You don't need to know this study, but the results are really useful for discussing individual differences in memory and it's a good example of a cognitive field experiment.
LOFTUS' RESEARCH INTO INDIVIDUAL DIFFERENCES IN MEMORY
When studying individual differences in memory, researchers focus on two types of memory:
Loftus et al. (1992) investigated these variables with an opportunity sample of 1989 visitors to a Science Museum in San Francisco. The sample included children and the elderly as well as adults from different backgrounds.

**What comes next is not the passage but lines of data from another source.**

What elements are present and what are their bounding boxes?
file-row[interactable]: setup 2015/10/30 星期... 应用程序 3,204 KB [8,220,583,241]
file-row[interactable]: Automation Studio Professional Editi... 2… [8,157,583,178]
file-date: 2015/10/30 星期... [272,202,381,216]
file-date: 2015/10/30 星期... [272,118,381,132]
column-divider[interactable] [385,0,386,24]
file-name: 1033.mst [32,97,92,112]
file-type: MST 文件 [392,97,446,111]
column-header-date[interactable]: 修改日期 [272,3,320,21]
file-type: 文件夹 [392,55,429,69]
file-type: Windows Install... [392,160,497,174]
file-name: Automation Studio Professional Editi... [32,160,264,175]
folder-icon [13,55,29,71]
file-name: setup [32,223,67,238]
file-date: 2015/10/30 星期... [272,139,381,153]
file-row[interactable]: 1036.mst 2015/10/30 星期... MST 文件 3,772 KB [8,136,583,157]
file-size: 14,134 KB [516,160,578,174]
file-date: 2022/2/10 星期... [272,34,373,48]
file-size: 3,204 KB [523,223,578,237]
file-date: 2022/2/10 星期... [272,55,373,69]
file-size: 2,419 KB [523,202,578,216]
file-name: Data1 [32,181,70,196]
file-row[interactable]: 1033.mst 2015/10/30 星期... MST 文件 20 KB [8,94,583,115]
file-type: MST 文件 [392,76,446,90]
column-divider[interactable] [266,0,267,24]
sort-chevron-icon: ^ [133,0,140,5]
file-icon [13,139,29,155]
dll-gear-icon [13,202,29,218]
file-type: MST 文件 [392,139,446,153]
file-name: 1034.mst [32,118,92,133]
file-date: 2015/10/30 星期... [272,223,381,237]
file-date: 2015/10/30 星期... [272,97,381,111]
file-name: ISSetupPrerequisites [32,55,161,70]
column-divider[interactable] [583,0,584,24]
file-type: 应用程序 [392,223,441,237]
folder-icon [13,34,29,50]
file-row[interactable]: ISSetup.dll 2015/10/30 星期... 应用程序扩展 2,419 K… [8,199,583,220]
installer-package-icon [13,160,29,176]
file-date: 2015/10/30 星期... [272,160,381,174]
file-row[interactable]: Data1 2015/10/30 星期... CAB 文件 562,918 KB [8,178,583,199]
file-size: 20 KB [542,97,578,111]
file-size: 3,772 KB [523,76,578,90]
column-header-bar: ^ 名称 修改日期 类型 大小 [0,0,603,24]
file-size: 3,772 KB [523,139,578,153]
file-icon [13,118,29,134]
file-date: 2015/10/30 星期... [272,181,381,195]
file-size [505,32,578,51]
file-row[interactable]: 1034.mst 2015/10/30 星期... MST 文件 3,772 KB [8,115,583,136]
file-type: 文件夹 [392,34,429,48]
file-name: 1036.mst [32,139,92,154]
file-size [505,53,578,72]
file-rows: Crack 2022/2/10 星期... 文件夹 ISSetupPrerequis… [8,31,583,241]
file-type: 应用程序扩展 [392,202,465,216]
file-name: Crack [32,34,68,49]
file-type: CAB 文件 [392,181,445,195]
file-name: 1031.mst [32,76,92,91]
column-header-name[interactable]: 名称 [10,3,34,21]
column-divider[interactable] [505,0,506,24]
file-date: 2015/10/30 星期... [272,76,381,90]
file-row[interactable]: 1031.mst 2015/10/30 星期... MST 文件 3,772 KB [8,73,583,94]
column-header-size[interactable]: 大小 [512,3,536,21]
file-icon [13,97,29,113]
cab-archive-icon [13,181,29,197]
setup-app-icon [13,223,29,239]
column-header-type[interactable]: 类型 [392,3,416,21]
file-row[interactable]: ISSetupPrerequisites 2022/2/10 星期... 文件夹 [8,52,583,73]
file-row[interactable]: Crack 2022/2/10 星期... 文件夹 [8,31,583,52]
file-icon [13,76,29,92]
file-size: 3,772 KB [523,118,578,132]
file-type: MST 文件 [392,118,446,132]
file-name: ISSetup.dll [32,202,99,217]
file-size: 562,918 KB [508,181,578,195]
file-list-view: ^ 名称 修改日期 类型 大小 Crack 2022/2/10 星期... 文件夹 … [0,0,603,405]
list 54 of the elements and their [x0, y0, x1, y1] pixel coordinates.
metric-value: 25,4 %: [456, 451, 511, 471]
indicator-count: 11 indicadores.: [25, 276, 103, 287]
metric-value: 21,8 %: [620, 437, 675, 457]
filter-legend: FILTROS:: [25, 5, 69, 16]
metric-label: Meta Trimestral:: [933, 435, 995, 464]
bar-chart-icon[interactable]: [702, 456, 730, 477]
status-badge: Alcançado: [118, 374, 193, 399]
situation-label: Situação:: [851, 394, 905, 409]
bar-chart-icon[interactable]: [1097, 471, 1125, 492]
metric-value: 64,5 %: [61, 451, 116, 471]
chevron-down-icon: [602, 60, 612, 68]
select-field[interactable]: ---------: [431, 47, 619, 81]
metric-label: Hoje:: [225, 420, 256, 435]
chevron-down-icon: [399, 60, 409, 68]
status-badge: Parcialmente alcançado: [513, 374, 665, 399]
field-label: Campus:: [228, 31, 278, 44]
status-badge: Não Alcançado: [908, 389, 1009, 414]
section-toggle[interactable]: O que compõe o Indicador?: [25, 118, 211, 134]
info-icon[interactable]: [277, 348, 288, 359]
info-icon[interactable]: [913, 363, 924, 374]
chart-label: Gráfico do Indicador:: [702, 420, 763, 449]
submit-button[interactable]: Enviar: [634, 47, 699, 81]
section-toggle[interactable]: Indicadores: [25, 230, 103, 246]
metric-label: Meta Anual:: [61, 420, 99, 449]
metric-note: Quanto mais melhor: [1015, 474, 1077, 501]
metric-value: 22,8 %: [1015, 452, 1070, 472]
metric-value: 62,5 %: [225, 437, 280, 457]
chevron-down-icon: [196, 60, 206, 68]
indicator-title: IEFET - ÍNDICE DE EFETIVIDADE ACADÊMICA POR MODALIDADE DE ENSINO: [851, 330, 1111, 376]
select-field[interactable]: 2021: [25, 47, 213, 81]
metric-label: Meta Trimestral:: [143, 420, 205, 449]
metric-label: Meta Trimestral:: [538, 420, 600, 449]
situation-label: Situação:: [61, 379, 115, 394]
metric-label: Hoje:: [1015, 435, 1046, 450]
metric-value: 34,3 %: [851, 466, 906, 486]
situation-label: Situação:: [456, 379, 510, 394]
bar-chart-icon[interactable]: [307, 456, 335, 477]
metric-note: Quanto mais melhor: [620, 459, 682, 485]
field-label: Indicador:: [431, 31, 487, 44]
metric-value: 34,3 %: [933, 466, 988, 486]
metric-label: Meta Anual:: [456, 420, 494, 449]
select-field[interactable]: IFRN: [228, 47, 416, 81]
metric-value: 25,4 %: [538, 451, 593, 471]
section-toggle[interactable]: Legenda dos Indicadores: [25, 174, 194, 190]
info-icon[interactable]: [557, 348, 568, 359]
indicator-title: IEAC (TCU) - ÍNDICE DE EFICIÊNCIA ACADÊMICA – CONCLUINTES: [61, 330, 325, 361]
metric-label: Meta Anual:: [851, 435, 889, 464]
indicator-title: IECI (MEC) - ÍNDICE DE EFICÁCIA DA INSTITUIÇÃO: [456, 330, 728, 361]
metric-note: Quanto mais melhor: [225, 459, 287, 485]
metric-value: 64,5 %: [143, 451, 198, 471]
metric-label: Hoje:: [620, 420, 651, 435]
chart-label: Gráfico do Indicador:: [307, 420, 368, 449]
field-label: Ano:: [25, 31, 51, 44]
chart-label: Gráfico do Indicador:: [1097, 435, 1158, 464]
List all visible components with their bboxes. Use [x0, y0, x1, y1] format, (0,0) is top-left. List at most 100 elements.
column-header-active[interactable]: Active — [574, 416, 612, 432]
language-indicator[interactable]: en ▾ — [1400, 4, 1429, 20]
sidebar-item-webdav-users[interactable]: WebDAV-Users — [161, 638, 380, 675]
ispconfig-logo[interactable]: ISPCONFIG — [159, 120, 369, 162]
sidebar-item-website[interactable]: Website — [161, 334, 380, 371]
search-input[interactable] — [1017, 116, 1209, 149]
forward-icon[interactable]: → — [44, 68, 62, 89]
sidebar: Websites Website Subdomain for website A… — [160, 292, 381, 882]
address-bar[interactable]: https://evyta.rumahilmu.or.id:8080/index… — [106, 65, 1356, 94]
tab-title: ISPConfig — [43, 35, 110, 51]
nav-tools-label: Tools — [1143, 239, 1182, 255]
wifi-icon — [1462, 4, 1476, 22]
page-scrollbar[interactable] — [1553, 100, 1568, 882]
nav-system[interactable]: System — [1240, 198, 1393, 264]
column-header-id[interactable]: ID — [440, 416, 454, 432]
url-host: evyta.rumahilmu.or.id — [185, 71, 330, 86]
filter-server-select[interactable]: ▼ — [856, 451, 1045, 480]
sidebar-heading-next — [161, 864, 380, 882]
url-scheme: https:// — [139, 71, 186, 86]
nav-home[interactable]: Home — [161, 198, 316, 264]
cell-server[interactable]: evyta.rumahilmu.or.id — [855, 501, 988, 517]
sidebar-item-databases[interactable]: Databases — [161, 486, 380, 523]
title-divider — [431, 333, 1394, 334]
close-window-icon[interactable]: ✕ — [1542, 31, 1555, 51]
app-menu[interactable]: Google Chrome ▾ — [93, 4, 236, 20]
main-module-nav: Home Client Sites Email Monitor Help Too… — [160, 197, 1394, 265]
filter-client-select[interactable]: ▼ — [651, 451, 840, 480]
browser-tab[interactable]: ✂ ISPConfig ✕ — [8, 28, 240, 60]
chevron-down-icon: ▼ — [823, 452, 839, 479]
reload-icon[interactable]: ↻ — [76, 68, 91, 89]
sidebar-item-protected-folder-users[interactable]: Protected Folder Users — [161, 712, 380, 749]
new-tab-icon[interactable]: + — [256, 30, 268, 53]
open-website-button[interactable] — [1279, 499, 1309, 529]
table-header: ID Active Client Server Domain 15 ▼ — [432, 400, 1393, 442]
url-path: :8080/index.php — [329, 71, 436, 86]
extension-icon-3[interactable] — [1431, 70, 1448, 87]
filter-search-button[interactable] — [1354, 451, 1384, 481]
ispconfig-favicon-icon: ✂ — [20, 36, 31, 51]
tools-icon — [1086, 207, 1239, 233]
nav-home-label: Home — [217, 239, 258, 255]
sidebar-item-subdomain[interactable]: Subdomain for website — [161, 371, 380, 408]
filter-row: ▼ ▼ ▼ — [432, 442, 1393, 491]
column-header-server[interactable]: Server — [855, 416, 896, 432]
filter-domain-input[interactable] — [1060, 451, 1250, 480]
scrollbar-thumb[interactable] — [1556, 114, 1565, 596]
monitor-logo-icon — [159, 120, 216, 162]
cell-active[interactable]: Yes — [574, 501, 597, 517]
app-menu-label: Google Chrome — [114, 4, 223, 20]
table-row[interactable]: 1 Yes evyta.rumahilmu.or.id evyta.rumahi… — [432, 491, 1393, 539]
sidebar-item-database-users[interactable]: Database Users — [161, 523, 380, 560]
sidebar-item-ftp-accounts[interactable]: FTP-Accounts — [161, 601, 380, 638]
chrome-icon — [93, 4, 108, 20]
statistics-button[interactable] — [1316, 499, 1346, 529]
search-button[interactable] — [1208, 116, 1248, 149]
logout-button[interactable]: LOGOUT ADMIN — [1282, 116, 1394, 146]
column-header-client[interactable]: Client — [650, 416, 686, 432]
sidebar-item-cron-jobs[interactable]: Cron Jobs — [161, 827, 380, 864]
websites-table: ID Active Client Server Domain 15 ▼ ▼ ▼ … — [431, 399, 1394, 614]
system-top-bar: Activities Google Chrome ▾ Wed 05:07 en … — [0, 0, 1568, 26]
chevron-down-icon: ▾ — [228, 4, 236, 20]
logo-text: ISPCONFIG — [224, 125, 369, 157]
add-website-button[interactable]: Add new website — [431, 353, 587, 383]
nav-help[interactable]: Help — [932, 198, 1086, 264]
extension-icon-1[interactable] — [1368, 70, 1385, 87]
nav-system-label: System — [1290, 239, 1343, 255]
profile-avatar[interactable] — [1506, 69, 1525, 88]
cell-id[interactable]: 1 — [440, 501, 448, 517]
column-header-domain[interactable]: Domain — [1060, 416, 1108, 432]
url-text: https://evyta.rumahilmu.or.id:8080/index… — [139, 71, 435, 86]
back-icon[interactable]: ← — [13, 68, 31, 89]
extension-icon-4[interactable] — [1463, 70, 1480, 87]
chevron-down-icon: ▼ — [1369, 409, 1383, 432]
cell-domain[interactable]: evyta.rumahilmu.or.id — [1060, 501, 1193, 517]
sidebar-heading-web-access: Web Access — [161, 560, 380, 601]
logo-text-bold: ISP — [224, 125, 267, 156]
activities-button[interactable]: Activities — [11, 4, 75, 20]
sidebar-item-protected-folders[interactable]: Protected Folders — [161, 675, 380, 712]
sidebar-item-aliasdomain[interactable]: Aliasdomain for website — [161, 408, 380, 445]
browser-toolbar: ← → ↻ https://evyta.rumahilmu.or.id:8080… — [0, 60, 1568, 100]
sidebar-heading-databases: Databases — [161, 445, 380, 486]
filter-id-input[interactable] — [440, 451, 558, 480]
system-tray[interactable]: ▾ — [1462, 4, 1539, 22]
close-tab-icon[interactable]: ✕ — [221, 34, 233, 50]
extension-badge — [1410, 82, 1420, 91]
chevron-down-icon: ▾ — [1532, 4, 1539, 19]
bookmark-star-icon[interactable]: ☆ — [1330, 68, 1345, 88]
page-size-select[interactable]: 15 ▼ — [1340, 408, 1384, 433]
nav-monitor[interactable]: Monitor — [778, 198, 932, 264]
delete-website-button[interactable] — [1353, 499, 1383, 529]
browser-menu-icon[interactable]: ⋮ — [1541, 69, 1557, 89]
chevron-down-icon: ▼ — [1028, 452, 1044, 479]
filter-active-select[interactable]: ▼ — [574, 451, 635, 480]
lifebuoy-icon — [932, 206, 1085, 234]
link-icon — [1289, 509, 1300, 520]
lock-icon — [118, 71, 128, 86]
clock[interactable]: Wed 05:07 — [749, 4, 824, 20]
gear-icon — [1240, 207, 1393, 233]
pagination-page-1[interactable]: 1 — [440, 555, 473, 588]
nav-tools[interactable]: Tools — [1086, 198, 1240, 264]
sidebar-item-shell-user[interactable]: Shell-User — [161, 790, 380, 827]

Visitors watched a 75-second film of a crowd scene, at the end of which a man is nearly run over by a van and assaulted by an officer with a baton. They were later asked 10 questions about the episode on a computer screen. 6 yes/no questions measured Accuracy; there were 2 leading questions (half the participants were misinformed about the colour of the van and the officer's uniform) and 2 questions measuring Suggestibility (asking about the colour of the van and the officer's uniform).
This was a field experiment, because the participants were real visitors to the Science Museum. The IV is (1) whether or not the participants were given leading questions and the DVs are whether they falsely recalled a white van and white uniform and their score for Accuracy. It uses Independent Groups design (because half the participants were put in the Suggestibility group by being given a leading question and the other haldf was a Control group who did not get a leading question).
However, it is also a natural experiment, because Loftus et al. recorded the (2) age, (3) occupation, (4) gender and (5) educational level of participants for comparison purposes. These are naturally-varying IVs.
Loftus found that average accuracy was 74%. 26-35 year-olds were most accurate (77%) and the elderly (age 65+) group were the least accurate (56%). Children (age 5-10) and the elderly (age 65+) got the lowest scores for accuracy and were also the most suggestible.
Males and females scored similarly, except in the elderly group, where females were much more accurate than males (69% versus 43%).
The unemployed were the least accurate (65%) and people working in trade/technical scored the highest (77%). Oddly, accuracy was low for lawyers (66%) and the police (68%). Artists got unusual scores: they were average for accuracy, but very suggestible (54% affected by leading questions compared to 17% in the artists control group).
Education did make a difference, with the most educated groups being more accurate but suggestibility was not affected by education.
Loftus concludes that there are individual differences in memory ability, both in accuracy and suggestibility.